Mitochondrial swelling is a hallmark of mitochondrial dysfunction and is one of the most important indicators of the opening of the mitochondrial permeability transition pore. It is a cell-specific ultrastructural change visualized by electron microscopy, which allows the detection of temporal dynamics of mitochondrial swelling in living specimens [35]. Dysfunctional mitochondria observed in groups with complicated pregnancies are the primary source of ROS in endothelium but as reported by Wen et al. ROS itself could be the reason to form swollen and ruptured mitochondria in ECs [36]. Mitochondria participate in numerous biochemical pathways (oxidative phosphorylation, cellular signaling, differentiation, proliferation, aging, apoptosis, cell death) and, therefore, are essential for the viability of cells. In our study, we observed a decrease in ECs viability in the groups with IUGR and IUGR with PE, during short and chronic exposure. Our viability test (MTT) is based on the activity of dehydrogenases which are present in various cellular organelles such as cytoplasm, mitochondria, ER, and others [14] and appears to be a very sensitive assay, showing subtle changes in cell viability after 24 hours of exposition. These changes were not yet visible in the microscopic observations (light and electron) after this time.

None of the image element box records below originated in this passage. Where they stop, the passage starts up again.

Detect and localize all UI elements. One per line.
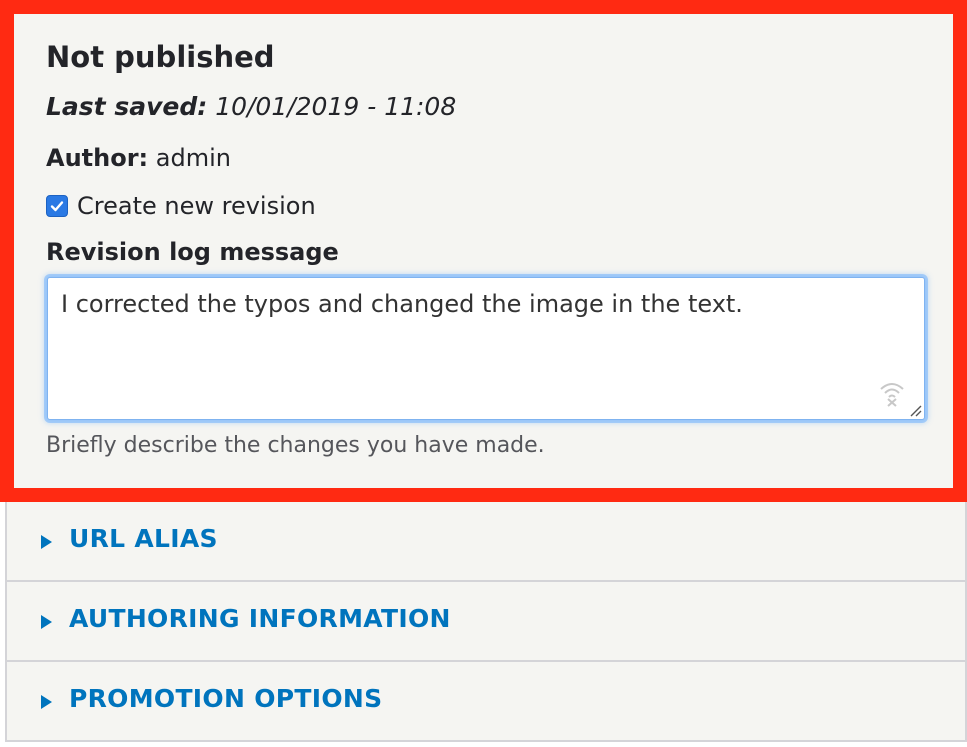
revision-log-textarea[interactable]: I corrected the typos and changed the im…: [47, 277, 925, 420]
accordion-promotion-options-label[interactable]: PROMOTION OPTIONS: [69, 684, 382, 713]
last-saved-value: 10/01/2019 - 11:08: [215, 92, 457, 121]
accordion-promotion-options[interactable]: PROMOTION OPTIONS: [5, 662, 967, 742]
revision-log-label: Revision log message: [46, 238, 339, 266]
accordion-url-alias[interactable]: URL ALIAS: [5, 502, 967, 582]
revision-log-description: Briefly describe the changes you have ma…: [46, 433, 545, 458]
last-saved-line: Last saved: 10/01/2019 - 11:08: [46, 92, 456, 121]
triangle-right-icon: [41, 695, 52, 709]
resize-grip-icon[interactable]: [908, 403, 922, 417]
autofill-icon[interactable]: [878, 379, 906, 407]
author-line: Author: admin: [46, 144, 231, 172]
author-value: admin: [155, 144, 231, 172]
create-revision-label: Create new revision: [77, 192, 316, 220]
accordion-url-alias-label[interactable]: URL ALIAS: [69, 524, 218, 553]
checkmark-icon: [50, 201, 64, 212]
author-label: Author:: [46, 144, 149, 172]
triangle-right-icon: [41, 535, 52, 549]
accordion-authoring-information-label[interactable]: AUTHORING INFORMATION: [69, 604, 451, 633]
last-saved-label: Last saved:: [46, 92, 208, 121]
node-edit-sidebar: Not published Last saved: 10/01/2019 - 1…: [0, 0, 967, 747]
create-revision-checkbox[interactable]: [46, 195, 68, 217]
publish-status-title: Not published: [46, 40, 275, 74]
create-revision-option[interactable]: Create new revision: [46, 192, 316, 220]
revision-log-value: I corrected the typos and changed the im…: [61, 290, 743, 318]
triangle-right-icon: [41, 615, 52, 629]
accordion-authoring-information[interactable]: AUTHORING INFORMATION: [5, 582, 967, 662]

In electron microscopy, we frequently observed lipid droplets (LDs), characteristic for metabolic dysfunction. Its presence could be partly explained by the disability of ER and mitochondria, especially in IUGR and PE groups. LDs store energy as triacylglycerols and sterol esters and are initiated in the ER. They dynamically interact with ER, mitochondria, lysosomes, and peroxisomes. They grow in size and number due to increased triacylglycerols synthesis when cells enter the stationary phase. Utilization of LDs is driven by the hydrolysis of triacylglycerols during growth resumption [37]. The existence of undefined factor X, released in the abnormal placenta, generates not only oxidative stress but also interferes with lipid metabolism. In PE lipid levels are increased even more than in healthy pregnancy [38]. Incubation of ECs with PE sera increased their triglyceride content [39]. One more observation was to detect the presence of autophagic vacuoles only in endothelium exposed to medium supplemented with serum from IUGR with the PE group. Zhang et al. documented that the autophagy process is involved in the degradation of oxy-LDL in HUVECs by the autophagy-lysosomal pathway [40]. Autophagy is a highly regulated process that may be included in the turnover of long-lived proteins and organelles and may help cells survive in an unfavorable environment to protect against apoptosis, but it can also lead to cell destruction [41,42]. Parts of the cytoplasm and intracellular organelles are sequestered within characteristic double-membrane autophagic vacuoles (known as autophagosomes) and are ultimately delivered to lysosomes for bulk degradation (for more details see [43]). Autophagy is critical in lipid metabolism and could have important implications for human disease with lipid over-accumulation [44].

5. Conclusions

Maternal constitutional factors (genetic, immunological, pre-existing vascular diseases) are involved in defective placentation. Hypoperfusion of the placenta releases many factors seem to be involved in vascular endothelial dysfunction and clinical symptoms of PE, and often in IUGR. Endothelial dysfunction presented in complicated pregnancies as IUGR and PE has its bases in cell ultrastructural changes, mainly related to mitochondria but also to the accumulation of lipid droplets and autophagic vacuoles formation. These lesions could be responsible for the abnormal endothelial secretory phenotype, angiogenic properties, and its capability to produce ROS. Deterioration of endothelial functions leads to clinical symptoms characteristic for cardiovascular diseases as hypertension, proteinuria, activation of pro-coagulant activity, inflammation, and incorrect redistribution of fluids. Our results can help to understand the nature of the disorders studied in pregnant women and contribute to their more effective treatment.